Le freux n’a le bec ainsi râpé, et sa base dégarnie de plumes, que parce que, vivant principalement de grains, de petites racines, de vers, il a coutume d’enfoncer son bec fort avant dans la terre pour y chercher la nourriture qui lui convient[1], ce qui ne peut manquer à la longue de rendre le bec raboteux et de détruire les germes des plumes de sa base, lesquelles sont exposées à un frottement continuel[2] ; cependant il ne faut pas croire que cette peau soit absolument nue ; on y aperçoit souvent de petites plumes isolées, preuve très forte qu’elle n’était point chauve dans le principe, mais qu’elle l’est devenue par une cause étrangère ; en un mot, que c’est une espèce de difformité accidentelle qui s’est changée en un vice héréditaire par les lois connues de la génération.

L’appétit du freux pour les grains, les vers et les insectes, est un appétit exclusif, car il ne touche point aux voiries ni à aucune chair ; il a de plus le ventricule musculeux et les amples intestins des granivores.
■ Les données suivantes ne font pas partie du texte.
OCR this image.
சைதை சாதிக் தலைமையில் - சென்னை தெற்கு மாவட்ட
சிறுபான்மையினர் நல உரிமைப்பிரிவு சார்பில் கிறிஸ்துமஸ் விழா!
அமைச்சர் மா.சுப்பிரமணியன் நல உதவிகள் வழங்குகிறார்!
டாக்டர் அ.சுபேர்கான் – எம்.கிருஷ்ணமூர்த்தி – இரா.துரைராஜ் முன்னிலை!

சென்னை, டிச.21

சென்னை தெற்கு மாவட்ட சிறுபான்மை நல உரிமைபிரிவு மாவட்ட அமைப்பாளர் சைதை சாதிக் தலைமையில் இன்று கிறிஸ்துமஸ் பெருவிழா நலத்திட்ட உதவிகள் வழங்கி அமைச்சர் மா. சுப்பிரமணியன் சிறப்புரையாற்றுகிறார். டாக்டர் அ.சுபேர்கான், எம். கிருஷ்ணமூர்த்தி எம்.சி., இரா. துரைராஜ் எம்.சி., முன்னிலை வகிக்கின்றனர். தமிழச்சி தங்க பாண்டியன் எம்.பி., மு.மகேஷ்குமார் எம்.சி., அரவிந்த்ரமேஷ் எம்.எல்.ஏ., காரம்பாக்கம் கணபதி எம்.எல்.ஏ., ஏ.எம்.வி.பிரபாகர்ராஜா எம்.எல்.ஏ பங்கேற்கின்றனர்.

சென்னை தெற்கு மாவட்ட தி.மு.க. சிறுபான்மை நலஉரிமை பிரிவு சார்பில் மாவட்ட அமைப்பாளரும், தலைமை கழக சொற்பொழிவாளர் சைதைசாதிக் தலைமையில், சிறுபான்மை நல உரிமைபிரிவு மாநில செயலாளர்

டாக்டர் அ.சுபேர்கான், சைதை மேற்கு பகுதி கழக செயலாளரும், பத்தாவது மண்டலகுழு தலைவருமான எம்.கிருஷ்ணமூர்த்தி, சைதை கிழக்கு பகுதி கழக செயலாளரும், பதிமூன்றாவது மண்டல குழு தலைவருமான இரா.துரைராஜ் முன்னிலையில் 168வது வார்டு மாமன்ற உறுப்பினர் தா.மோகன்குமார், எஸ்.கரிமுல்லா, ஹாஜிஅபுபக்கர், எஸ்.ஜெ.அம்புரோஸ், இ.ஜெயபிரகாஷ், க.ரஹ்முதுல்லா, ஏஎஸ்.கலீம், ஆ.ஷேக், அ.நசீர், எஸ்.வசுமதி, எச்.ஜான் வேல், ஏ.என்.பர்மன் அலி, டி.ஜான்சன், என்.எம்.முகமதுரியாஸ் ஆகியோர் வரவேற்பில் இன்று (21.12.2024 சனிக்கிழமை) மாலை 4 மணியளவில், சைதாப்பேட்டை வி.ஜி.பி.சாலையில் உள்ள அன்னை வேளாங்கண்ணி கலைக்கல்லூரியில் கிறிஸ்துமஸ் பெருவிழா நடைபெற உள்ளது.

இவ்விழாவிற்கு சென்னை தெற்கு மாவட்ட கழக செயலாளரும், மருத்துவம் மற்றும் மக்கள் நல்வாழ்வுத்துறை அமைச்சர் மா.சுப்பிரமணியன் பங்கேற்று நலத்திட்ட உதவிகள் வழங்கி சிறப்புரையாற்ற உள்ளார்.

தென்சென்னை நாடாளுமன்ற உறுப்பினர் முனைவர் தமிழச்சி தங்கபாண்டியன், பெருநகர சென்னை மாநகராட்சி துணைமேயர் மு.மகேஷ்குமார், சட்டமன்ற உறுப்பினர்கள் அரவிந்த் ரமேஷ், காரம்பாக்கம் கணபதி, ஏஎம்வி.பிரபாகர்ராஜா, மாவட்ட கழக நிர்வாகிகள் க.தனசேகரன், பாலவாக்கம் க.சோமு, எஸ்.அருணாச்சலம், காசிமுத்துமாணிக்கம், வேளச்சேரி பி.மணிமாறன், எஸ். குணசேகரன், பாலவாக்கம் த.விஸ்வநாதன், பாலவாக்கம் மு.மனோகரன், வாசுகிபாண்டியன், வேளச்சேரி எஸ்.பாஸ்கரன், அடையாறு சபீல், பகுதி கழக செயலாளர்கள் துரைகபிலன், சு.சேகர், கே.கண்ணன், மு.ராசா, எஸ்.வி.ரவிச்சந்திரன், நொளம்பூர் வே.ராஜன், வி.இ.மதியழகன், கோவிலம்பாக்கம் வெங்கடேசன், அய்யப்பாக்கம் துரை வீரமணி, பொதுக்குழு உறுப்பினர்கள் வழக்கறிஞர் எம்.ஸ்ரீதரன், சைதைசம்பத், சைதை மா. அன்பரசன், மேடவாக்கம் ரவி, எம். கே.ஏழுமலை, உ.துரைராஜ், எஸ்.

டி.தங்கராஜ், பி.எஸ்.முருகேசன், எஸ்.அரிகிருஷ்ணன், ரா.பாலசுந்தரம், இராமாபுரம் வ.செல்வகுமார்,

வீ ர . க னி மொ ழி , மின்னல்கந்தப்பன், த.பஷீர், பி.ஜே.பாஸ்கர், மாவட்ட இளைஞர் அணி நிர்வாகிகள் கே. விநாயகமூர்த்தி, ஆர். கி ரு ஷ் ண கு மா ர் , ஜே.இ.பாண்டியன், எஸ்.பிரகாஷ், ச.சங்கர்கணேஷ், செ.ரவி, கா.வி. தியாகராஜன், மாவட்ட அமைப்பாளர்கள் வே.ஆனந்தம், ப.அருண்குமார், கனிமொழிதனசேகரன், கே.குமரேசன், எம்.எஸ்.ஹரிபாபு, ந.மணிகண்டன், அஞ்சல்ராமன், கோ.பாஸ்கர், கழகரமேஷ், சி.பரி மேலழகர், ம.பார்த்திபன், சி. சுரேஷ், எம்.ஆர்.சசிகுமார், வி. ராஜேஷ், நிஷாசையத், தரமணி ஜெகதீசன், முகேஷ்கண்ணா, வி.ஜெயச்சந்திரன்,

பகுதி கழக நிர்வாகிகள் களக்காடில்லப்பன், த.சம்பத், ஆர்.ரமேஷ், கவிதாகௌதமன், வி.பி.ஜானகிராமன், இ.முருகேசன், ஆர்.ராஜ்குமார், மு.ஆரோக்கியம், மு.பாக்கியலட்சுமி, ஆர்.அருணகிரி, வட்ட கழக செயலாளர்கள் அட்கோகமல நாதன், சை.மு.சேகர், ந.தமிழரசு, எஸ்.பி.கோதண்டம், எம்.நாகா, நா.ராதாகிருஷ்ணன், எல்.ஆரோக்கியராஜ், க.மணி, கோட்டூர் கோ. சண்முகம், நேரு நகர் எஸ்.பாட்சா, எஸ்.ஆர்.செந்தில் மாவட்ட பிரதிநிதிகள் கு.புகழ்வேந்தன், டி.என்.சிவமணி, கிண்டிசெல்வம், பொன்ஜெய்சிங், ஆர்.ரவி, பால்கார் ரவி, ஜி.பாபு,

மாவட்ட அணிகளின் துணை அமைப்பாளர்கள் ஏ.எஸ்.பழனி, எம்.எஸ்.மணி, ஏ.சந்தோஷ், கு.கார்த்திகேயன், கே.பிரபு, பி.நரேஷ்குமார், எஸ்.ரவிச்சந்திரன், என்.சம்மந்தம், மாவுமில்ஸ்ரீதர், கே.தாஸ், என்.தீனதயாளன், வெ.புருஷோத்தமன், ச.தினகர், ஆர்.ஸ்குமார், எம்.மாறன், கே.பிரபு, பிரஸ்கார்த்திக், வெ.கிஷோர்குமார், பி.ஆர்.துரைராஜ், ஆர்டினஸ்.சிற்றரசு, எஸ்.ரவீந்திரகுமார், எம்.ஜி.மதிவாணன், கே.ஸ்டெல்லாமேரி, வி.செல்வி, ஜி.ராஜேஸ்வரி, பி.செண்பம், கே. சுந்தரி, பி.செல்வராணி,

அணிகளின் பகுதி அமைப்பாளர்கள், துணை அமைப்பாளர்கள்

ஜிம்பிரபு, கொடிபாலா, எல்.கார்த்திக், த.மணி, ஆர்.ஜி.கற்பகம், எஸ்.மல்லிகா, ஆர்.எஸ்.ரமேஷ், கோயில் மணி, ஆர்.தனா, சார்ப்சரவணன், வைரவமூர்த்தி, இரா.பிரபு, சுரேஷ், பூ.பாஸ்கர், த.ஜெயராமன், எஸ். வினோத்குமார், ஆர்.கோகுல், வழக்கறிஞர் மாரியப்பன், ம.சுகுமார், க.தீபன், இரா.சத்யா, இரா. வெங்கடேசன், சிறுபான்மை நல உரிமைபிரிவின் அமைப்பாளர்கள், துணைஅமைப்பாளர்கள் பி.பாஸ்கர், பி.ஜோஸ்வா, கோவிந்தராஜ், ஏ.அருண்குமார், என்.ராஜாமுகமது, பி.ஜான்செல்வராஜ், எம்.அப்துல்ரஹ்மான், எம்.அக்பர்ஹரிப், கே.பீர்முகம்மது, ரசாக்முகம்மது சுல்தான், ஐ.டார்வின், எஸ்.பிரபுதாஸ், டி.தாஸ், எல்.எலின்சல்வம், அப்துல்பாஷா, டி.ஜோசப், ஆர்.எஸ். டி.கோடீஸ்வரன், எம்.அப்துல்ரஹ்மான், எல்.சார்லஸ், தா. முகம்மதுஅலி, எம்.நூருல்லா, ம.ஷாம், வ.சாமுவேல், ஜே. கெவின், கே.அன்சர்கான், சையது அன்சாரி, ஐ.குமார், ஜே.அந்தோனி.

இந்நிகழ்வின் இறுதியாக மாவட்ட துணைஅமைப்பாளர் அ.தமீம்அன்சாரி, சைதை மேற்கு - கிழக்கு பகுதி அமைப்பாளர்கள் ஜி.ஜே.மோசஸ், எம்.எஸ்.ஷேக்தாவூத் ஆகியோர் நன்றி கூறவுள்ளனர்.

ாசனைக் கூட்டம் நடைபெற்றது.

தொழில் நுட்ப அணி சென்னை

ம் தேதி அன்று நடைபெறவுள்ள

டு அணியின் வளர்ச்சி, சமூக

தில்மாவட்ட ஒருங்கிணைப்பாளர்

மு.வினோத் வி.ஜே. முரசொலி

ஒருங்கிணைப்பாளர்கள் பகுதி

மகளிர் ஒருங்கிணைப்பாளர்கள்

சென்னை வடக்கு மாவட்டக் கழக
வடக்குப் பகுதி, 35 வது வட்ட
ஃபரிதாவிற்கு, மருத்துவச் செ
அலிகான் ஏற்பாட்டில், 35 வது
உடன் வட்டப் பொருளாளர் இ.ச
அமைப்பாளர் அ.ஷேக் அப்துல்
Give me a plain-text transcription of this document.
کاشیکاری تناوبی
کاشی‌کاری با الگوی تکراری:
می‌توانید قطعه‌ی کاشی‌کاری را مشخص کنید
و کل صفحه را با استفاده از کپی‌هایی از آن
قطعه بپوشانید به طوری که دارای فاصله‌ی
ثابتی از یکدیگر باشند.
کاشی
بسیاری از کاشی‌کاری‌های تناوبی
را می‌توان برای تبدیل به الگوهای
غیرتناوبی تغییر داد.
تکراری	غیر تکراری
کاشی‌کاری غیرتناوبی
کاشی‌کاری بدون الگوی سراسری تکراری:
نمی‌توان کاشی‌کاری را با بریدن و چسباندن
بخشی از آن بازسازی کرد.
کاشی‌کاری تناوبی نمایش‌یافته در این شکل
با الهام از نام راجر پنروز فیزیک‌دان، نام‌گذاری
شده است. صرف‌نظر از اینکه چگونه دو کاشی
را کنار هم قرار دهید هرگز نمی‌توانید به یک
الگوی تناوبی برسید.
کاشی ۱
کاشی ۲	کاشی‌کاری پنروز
Ces oiseaux vont par troupes très nombreuses, et si nombreuses que l’air en est quelquefois obscurci. On imagine tout le dommage que ces hordes de moissonneurs peuvent causer dans les terres nouvellement ensemencées ou dans les moissons qui approchent de la maturité : aussi dans plusieurs pays le gouvernement a-t-il pris des mesures pour les détruire[3]. La Zoologie

  1. Voyez Belon, Nature des oiseaux, p. 282.
  2. M. Daubenton le jeune, garde-démonstrateur du Cabinet d’histoire naturelle au Jardin du Roi, fit dernièrement, en se promenant à la campagne, une observation qui a rapport à ceci. Ce naturaliste, à qui l’ornithologie a déjà tant d’obligations, vit de loin, dans un terrain tout à fait inculte, six corneilles dont il ne put distinguer l’espèce, lesquelles paraissaient fort occupées à soulever et retourner les pierres éparses çà et là pour faire leur profit des vers et des insectes qui étaient cachés dessous. Elles y allaient avec tant d’ardeur qu’elles faisaient sauter les pierres les moins pesantes à deux ou trois pieds. Si ce singulier exercice, que personne n’avait encore attribué aux corneilles, est familier aux freux, c’est une cause de plus qui peut contribuer à user et faire tomber les plumes qui environnent la base de leur bec ; et le nom de tourne-pierre, que jusqu’ici l’on avait appliqué exclusivement au coulonchaud, deviendra désormais un nom générique qui conviendra à plusieurs espèces.
  3. Voyez Aldrovande, Ornithologie, t. Ier, p. 753.
  1. Corvus frugilegus L. [Note de Wikisource : actuellement Corvus frugilegus Linnæus, vulgairement corbeau freux].